Dataset
LongMemEval-S (ICLR 2025)
LongMemEval-S is an academic benchmark accepted at ICLR 2025 for evaluating memory in long-term multi-session chat systems. Each entry contains approximately 53 conversation sessions flattened into a single haystack averaging 500 messages and 122,404 tokens. Purgr was run against 50 entries with identical configuration (activeWindow: 8, anchorCount: 3, scorerMode: 'dmd'). A fresh Purgr instance was used per entry. This benchmark was not designed for compression tools — it was designed for retrieval memory systems. The primary metrics here are TRR and latency on real third-party conversational data at scale.
| Metric |
Result |
| Entries tested | 50 of 500 |
| Mean original tokens | 122,404 |
| Mean compressed tokens | 22,882 |
| Mean TRR | 81.3% |
| Mean original messages | 501 |
| Mean compressed messages | 116 |
| Message reduction | 76.9% |
| Mean compression latency | 346ms |
| Min latency | 291ms |
| Max latency | 389ms |
TRR Distribution across 50 runs
LongMemEval-S was designed to test retrieval memory systems — systems that explicitly store and index facts for later lookup. Purgr is a compression engine, not a retrieval system. The relevant metrics here are TRR and latency: Purgr reduces 122K-token multi-session conversations to 22K tokens in 346ms while preserving conversation structure. For structured fact preservation, see the NIAH and Competitive benchmarks above.
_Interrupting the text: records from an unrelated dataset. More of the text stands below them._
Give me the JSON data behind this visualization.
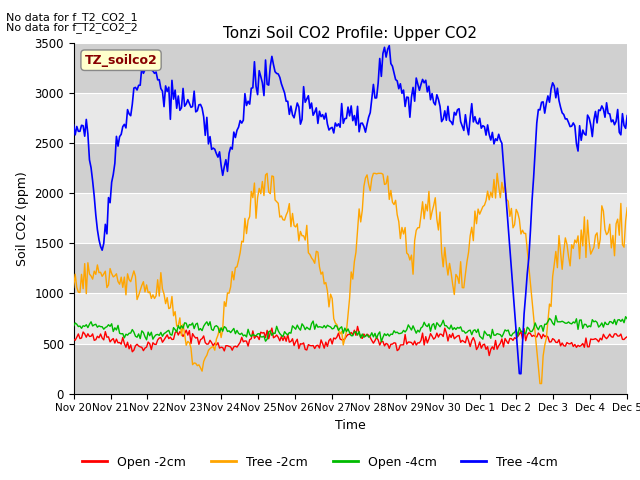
{
  "title": "Tonzi Soil CO2 Profile: Upper CO2",
  "ylabel": "Soil CO2 (ppm)",
  "xlabel": "Time",
  "annotations": [
    "No data for f_T2_CO2_1",
    "No data for f_T2_CO2_2"
  ],
  "legend_label": "TZ_soilco2",
  "legend_entries": [
    "Open -2cm",
    "Tree -2cm",
    "Open -4cm",
    "Tree -4cm"
  ],
  "legend_colors": [
    "#ff0000",
    "#ffa500",
    "#00bb00",
    "#0000ff"
  ],
  "ylim": [
    0,
    3500
  ],
  "yticks": [
    0,
    500,
    1000,
    1500,
    2000,
    2500,
    3000,
    3500
  ],
  "background_color": "#ffffff",
  "plot_bg_color": "#e8e8e8",
  "band_color": "#d0d0d0",
  "n_points": 350
}
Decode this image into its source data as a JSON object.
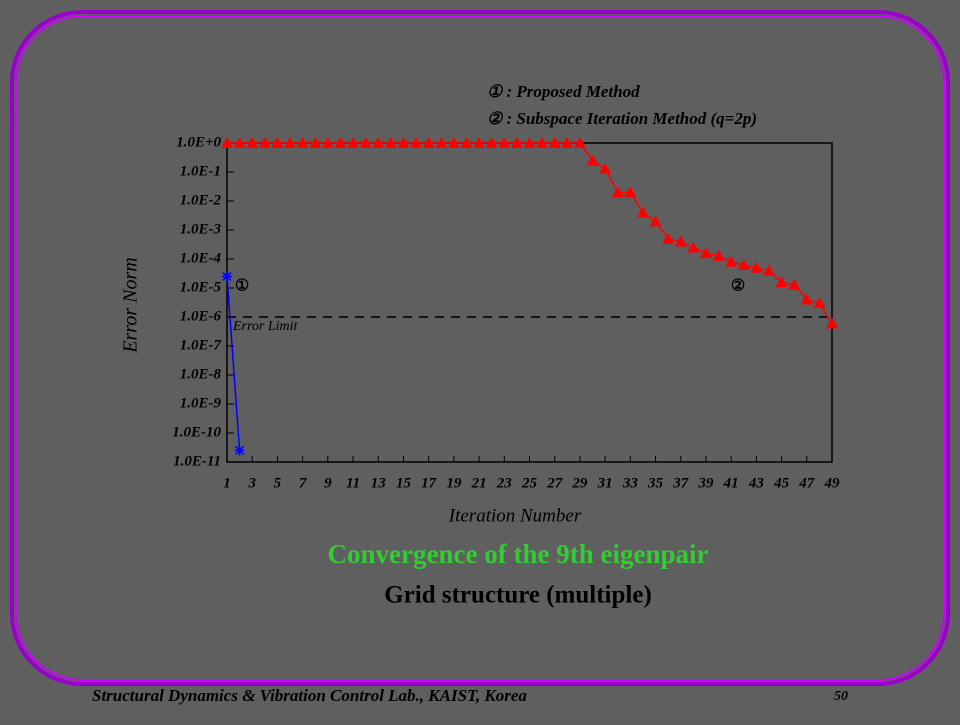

Arbitrary conversational detail survival rate on LongMemEval-S is 38%. This reflects the fundamental design of Purgr — fact protection is triggered by high-specificity signals: currency values, precise dates, version strings, named persons with titles. General conversational details like pet names, food preferences, and casual references do not trigger protection. Purgr Semantic (roadmap) will address this use case via embedding-based importance scoring.
Citation
Dataset: LongMemEval-S (xiaowu0162/longmemeval-cleaned, Apache 2.0). Benchmark accepted at ICLR 2025. Citation: Wu et al., LongMemEval: Benchmarking Chat Assistants on Long-Term Interactive Memory, ICLR 2025.